To find the distress in the municipal-bond market, look to the Southeast and Midwest.

That’s the conclusion from Municipal Market Analytics, a research firm that examined state and local government bond defaults by using Bloomberg data and disclosure filings from issuers.

Such lapses are extremely rare, accounting for a minuscule share of the nearly $4 trillion market. But counties in the Midwest and Southeast are home to about 37 percent and 22 percent, respectively, of outstanding bonds that are in default for failing to make adequate payments or for violating elements of the debt contracts. Excluding bankrupt Puerto Rico, about $19 billion of the $31.8 billion in defaulted and impaired bonds are in those two regions.

That share is notable considering the areas together have issued only about one-third of all outstanding bonds.

Years of economic decline contribute to the distress in the Midwest, said Matt Fabian, a partner at MMA. The Southeast, meanwhile, has been home to speculative projects that have less of a cushion when they go downhill, he said.

Overall, defaults and impairments tend to cluster in metropolitan areas that are smaller and poorer than average, as measured by gross domestic product, housing values and per capita income, he said. Nationwide, entirely rural counties are home to about 5 percent of impaired bonds and account for just 2 percent of all outstanding debt.

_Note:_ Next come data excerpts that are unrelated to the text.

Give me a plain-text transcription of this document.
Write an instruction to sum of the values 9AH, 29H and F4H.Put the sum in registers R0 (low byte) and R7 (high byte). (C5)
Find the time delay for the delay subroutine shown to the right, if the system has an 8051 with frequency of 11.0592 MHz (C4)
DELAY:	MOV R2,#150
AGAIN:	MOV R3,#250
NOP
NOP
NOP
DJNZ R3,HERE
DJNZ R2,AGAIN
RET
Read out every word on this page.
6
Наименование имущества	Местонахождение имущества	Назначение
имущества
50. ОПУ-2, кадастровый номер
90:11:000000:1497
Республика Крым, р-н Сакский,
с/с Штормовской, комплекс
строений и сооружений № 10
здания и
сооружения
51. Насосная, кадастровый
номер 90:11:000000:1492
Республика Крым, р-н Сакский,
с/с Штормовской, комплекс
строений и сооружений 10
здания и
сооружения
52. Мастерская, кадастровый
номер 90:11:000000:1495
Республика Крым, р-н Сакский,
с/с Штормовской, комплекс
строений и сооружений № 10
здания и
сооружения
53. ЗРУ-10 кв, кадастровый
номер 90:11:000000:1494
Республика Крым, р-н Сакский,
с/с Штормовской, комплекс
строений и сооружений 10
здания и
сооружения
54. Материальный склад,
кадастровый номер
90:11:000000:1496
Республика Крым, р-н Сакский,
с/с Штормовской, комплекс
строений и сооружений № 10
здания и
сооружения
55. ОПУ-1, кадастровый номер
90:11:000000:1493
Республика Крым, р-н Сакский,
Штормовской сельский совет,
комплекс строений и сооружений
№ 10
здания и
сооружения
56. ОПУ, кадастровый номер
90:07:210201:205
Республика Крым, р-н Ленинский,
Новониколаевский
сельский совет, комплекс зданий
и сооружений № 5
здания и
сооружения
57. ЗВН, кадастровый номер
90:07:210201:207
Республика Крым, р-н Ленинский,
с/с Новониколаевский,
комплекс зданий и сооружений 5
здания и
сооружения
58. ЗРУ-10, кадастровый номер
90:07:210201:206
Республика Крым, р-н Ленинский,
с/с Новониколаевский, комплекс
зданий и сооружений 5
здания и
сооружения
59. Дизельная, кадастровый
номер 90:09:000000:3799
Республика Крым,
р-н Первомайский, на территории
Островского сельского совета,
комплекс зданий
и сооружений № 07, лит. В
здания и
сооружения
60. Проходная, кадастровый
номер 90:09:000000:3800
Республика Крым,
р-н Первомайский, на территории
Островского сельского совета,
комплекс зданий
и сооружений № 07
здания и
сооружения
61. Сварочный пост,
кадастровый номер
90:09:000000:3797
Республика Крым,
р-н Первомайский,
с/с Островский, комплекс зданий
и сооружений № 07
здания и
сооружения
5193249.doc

Fabian’s analysis is the bond-market version of Hillbilly Elegy, the J.D. Vance memoir about growing up in a region left behind economically as wealthier, urban communities surge. These struggling areas -- and the defaults there -- will only worsen as federal and state governments pass along costs to municipalities and as growth slows or reverses, he said.

"As income inequality grows in America and economic outcomes diverge, this trend of defaults is only going to get stronger," he said.

In Milledgeville, Alabama, last year’s bankruptcy of the Oconee Regional Medical Center helped push Baldwin County’s rate of impaired bonds to almost 16 percent, and in Bay City, Michigan, the issuer of $15.5 million in revenue bonds to finance a DoubleTree Hotel is on the hook for missed payments, according to MMA data.

Complicating the notion that high debt leads to distress, Fabian’s data shows something different: counties with higher impairment rates tend to have less in municipal debt outstanding.